Breaking down an album into 12 singles isn’t easy. Only meticulous organization and clever execution make such a feat possible. The process can also incur costs, depending on who you use to distribute. Stem afforded Kelechi and his team both financial independence (we simply take 5 percent) and flexibility (a short turnaround time of five business days).
“I think that being nimble is the most important thing for a company. If I finish a song tonight, and then send it to Stem tomorrow, it would be up fast… That swiftness of not only getting product out, but in how fast you get back to us, in communication — all of that matters. Plus, the interface looks so good. Having an aesthetically pleasing dashboard that’s simple was a big part of wanting to use Stem, too.”
Adjusting to success poses a new kind of challenge.

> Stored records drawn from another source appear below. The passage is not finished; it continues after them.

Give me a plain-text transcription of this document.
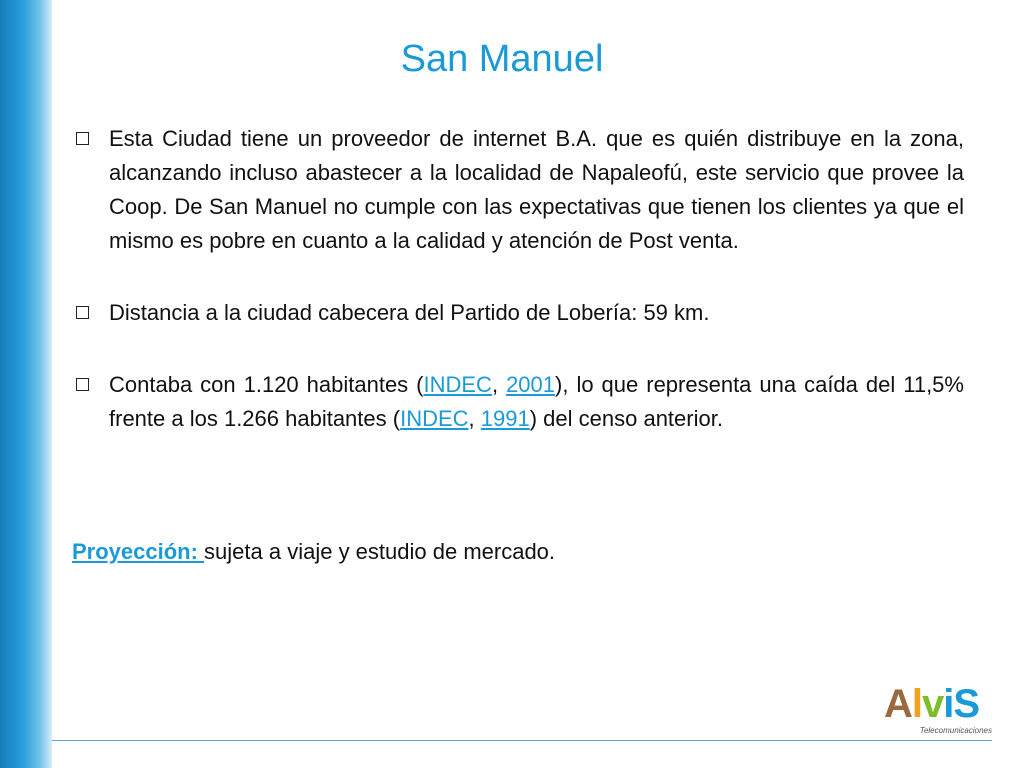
San Manuel
Esta Ciudad tiene un proveedor de internet B.A. que es quién distribuye en la zona, alcanzando incluso abastecer a la localidad de Napaleofú, este servicio que provee la Coop. De San Manuel no cumple con las expectativas que tienen los clientes ya que el mismo es pobre en cuanto a la calidad y atención de Post venta.
Distancia a la ciudad cabecera del Partido de Lobería: 59 km.
Contaba con 1.120 habitantes (INDEC, 2001), lo que representa una caída del 11,5% frente a los 1.266 habitantes (INDEC, 1991) del censo anterior.
Proyección: sujeta a viaje y estudio de mercado.
AlviS
Telecomunicaciones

Kelechi rolled the dice with a creative rollout for Quarter Life Crisis. His gamble paid off, but new challenges come with exponential growth and massive indie milestones. How do artists rise to meet increased excitement surrounding their work?
This Atlanta artist responded with fitting ambition: Make enough music to last five years and spread it across 12 months. 2018 will see 48 new songs from Kelechi, split into 12-track packs thematically tied to each of the four seasons. Woke Up to Winter will lead off the year-long marathon sprint. His game plan inherently appreciates how so many of us interact with anything digital in the streaming era.
“In 2017, I became more aware that attention is a commodity. When you have people’s eyes, you have to do as much as you can with as little time as possible. That’s the reason why I’m wanting to release these next albums in this way… There’s so much content out there that releasing it one thing at a time, one song a week, it extends your moment. Rather than releasing an album and having it be like, my album dropped today and then next week it’s over, it’s like, my album’s been dropping for the last three months. It extends that moment and it extends the excitement and it gives people a chance to catch up… We’ve seen that this strategy works so we want to double-down – or quadruple down – on it.”
Kelechi’s next project, woke up to winter, starts rolling out to streaming services February 7.